Saya disuruh masuk ke ruangan. Ada tiga petugas (dua laki, satu perempuan) yang sedang berkerja. Yang laki sedang merapikan surat tilang. Saya tanya berapa denda pelanggaran saya. Satu orang menjawab, 40 ribu. “Bukannya 30 ribu pak,” kataku. Saya bilang, beberapa bulan lalu saya juga melanggar lampu merah, dendanya di PN Jak-Tim hanya 30 ribu.

Temannya tiba-tiba berujar, di Bekasi Anda bisa kena 70 ribu. “Oh jadi setiap pengadilan punya tarif yang beda ya,” kataku. Lelaki pertama menjelaskan, itu karena Anda tidak ikut sidang, kalau Anda datang kemarin mungkin dendanya 35 ribu atau 30 ribu. Padahal sewaktu di PN Jak Tim saya juga tidak ikut sidang.

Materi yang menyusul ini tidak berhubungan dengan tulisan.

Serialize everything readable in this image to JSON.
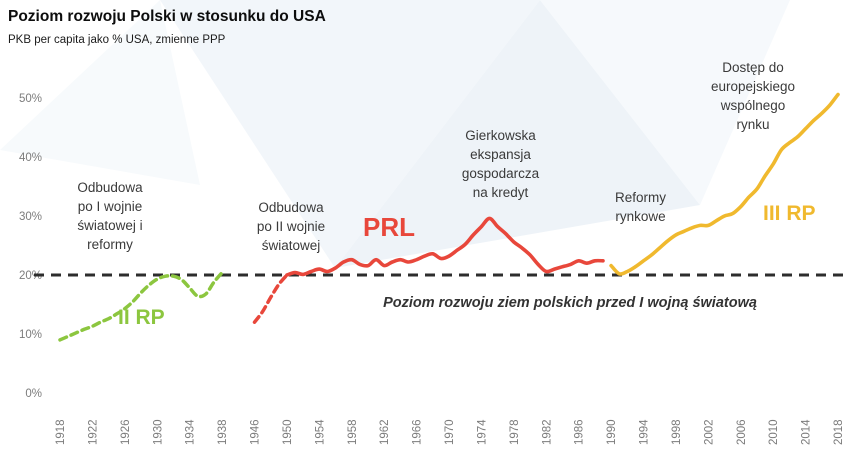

Lalu mata saya menatap sebuah kertas berwarna biru (slip biru) di meja petugas itu. “Pak slip biru ini masih ada tidak sih?” kataku. Petugas itu menjawab, ada. “Kalau Anda dikasih slip biru, bayar dendanya di bank.” (polisi dan petugas pengadilan tidak klop). “Oh gitu ya pak,” kataku.

Akhirnya saya bayar denda 40 ribu. Mudah-mudahan itu bisa bermanfaat buat pembangunan Kota Depok yang ada beberapa titik ruas jalan masih rusak, seperti jalan masuk menuju Depok 2 Tengah dari jalan Juanda.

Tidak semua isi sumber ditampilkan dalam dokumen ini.